Hardship. Talent. Big break. Fame. Drugs/hotel suite insanity. Tragedy. Final reel involving either redemption and rebirth or funeral at 27. The music biopic, fundamentally unpliable of narrative, tends to work best when sticking to the fairly rigid dramatic arc of the standard megastar’s career. It’s rare to find a riveting pop movie involving an artist working hard, keeping their nose clean and doing a lot of work for charity. The box office successes of Bohemian Rhapsody or Rocketman are unlikely to be repeated by, say, Annie Lennox: Very Nice Lady Apparently.
The minimum requirement, you might imagine, is a tempestuous rags-to-riches tale of a singer fighting their way to fame against the odds, overcoming personal or industry barriers to stardom by sheer brilliance alone, totalling a limo or two and then almost (or actually) losing it all to the bottle/their criminal accountant/Operation Yewtree. A major hit for the big concert climax is a must. A star anybody is actually interested in is a bonus too.
Which makes the announcement of a biopic on the life of ‘Weird Al’ Yankovic, set to stream on Roku, somewhat baffling. Y’know, ‘Weird Al’, the accordion-playing, teetotal pop parodist, vaguely famous for singing ‘Eat It’ to the tune of Michael Jackson’s ‘Beat It’ in 1984 and, for 1992’s ‘Smells Like Nirvana’, dressing up as Kurt Cobain to sing about not being able to understand the words of ‘Smells Like Teen Spirit’. Older readers might consider him a one-man Barron Knights. Gen Zers should imagine a deeply unsexy Lonely Island, or LadBaby with a marginally wider thematic reach. Basically, he’s the American Chris Moyles.
“We were excited to shine a light on the incredibly true, unexaggerated story of ‘Weird Al’,” said Roku’s head of original scripted programming, Colin Davis, about WEIRD: The Al Yankovic Story, but Al’s biography doesn’t exactly scream Sid & Nancy. A smart, shut-in Californian outsider learns accordion. They amuse anybody who finds the idea of covering pop songs but, crucially, with different words unspeakably hilarious (‘My Bologna’, 1979; ‘Another One Rides The Bus’, 1980). MTV catches on; songs suggesting Michael Jackson likes food capture the imagination of an audience yet to aspire to the high-minded sophistication of Beavis & Butthead. Slight blip at the end of the ’80s, turned around with grunge and rap pastiches and more songs about Michael Jackson’s dietary habits (if it ain’t broke…). Grammys, number one albums, 12 million sales, blah blah. At one point he shaves off his moustache. The Axl Rose Story this is not.

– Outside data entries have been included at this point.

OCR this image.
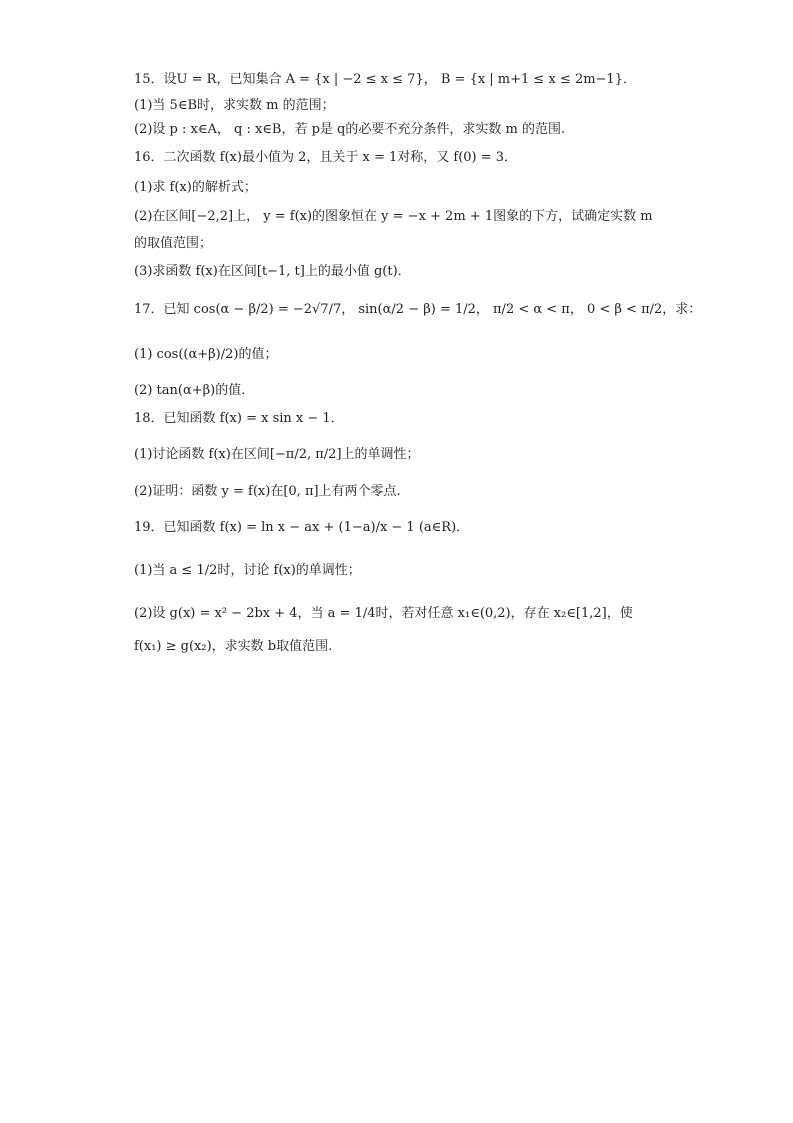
15．设U = R，已知集合 A = {x | −2 ≤ x ≤ 7}， B = {x | m+1 ≤ x ≤ 2m−1}．
(1)当 5∈B时，求实数 m 的范围；
(2)设 p : x∈A， q : x∈B，若 p是 q的必要不充分条件，求实数 m 的范围.
16．二次函数 f(x)最小值为 2，且关于 x = 1对称，又 f(0) = 3．
(1)求 f(x)的解析式；
(2)在区间[−2,2]上， y = f(x)的图象恒在 y = −x + 2m + 1图象的下方，试确定实数 m
的取值范围；
(3)求函数 f(x)在区间[t−1, t]上的最小值 g(t)．
17．已知 cos(α − β/2) = −2√7/7， sin(α/2 − β) = 1/2， π/2 < α < π， 0 < β < π/2，求：
(1) cos((α+β)/2)的值；
(2) tan(α+β)的值．
18．已知函数 f(x) = x sin x − 1．
(1)讨论函数 f(x)在区间[−π/2, π/2]上的单调性；
(2)证明：函数 y = f(x)在[0, π]上有两个零点.
19．已知函数 f(x) = ln x − ax + (1−a)/x − 1 (a∈R)．
(1)当 a ≤ 1/2时，讨论 f(x)的单调性；
(2)设 g(x) = x² − 2bx + 4，当 a = 1/4时，若对任意 x₁∈(0,2)，存在 x₂∈[1,2]，使
f(x₁) ≥ g(x₂)，求实数 b取值范围.
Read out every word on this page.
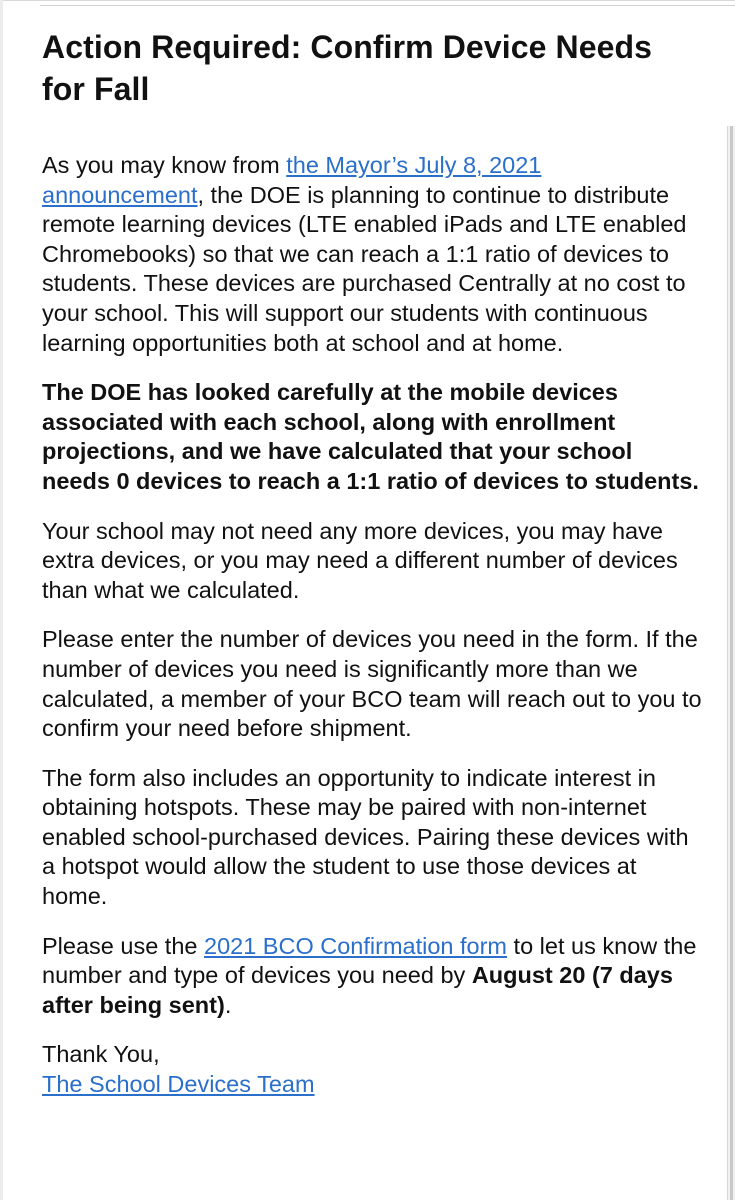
Action Required: Confirm Device Needs for Fall

As you may know from the Mayor’s July 8, 2021 announcement, the DOE is planning to continue to distribute remote learning devices (LTE enabled iPads and LTE enabled Chromebooks) so that we can reach a 1:1 ratio of devices to students. These devices are purchased Centrally at no cost to your school. This will support our students with continuous learning opportunities both at school and at home.

The DOE has looked carefully at the mobile devices associated with each school, along with enrollment projections, and we have calculated that your school needs 0 devices to reach a 1:1 ratio of devices to students.

Your school may not need any more devices, you may have extra devices, or you may need a different number of devices than what we calculated.

Please enter the number of devices you need in the form. If the number of devices you need is significantly more than we calculated, a member of your BCO team will reach out to you to confirm your need before shipment.

The form also includes an opportunity to indicate interest in obtaining hotspots. These may be paired with non-internet enabled school-purchased devices. Pairing these devices with a hotspot would allow the student to use those devices at home.

Please use the 2021 BCO Confirmation form to let us know the number and type of devices you need by August 20 (7 days after being sent).

Thank You,
The School Devices Team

There are certainly tears to this clown – in 2003, both of Yankovic’s parents died on the same night from carbon monoxide poisoning – but the heart-tugging drama appears to end there. Even his 1985 semi-autobiographical film The Compleat Al had to veer wildly into mockumentary territory to jazz up his backstory: he wasn’t really born in a lift. The press gubbins for WEIRD promises the film will detail the “torrid celebrity love affairs and famously depraved lifestyle” of this long-married vegetarian Christian who doesn’t even swear. Anyone else smell a spoof-opic?
The casting seems to point the same way. Rather than take the usual route of casting the actor who most resembles the star in question (in which case Ross Noble would be a shoo-in), in WEIRD Yankovic will be played by Daniel Radcliffe. “I have no doubt whatsoever that this is the role future generations will remember him for,” quipped Yankovic but increasingly, since finishing the Harry Potter movies, future generations are more likely to remember him for some of the most ill-fitting roles to grace the screen since someone told Mariah Carey she should have a crack at acting. The tech geek criminal mastermind of Now You See Me 2. Cinema’s most fresh-faced Igor to James McAvoy’s Victor Frankenstein. The talking, flatulent corpse in Swiss Army Man.
“The financial success thing, that’s done, so just do things that make you happy,” Radcliffe has said about his post-Potter approach to role selection, which suggests the script to WEIRD must be the first genuinely funny thing Yankovic has ever been involved with. This can’t just be a rehash of 40 years of cornball pop spoofs peppered with scenes of ‘why won’t the world take me seriously?’ head-clutching, can it?
WEIRD must surely be Yankovic’s most meta project of all: no longer merely parodying the music of the world’s biggest stars but their entire life stories. In the wake of Popstar: Never Stop Never Stopping, Walk Hard: The Dewey Cox Story and the daddy of all rock parody films, This Is Spinal Tap, Yankovic wouldn’t exactly be revolutionising cinema comedy, but a spoof Yankovic life story has got to be better than the more straightforward alternative. Because a ‘serious’ Weird Al biopic would probably be about as watchable as Leigh Francis: My Life.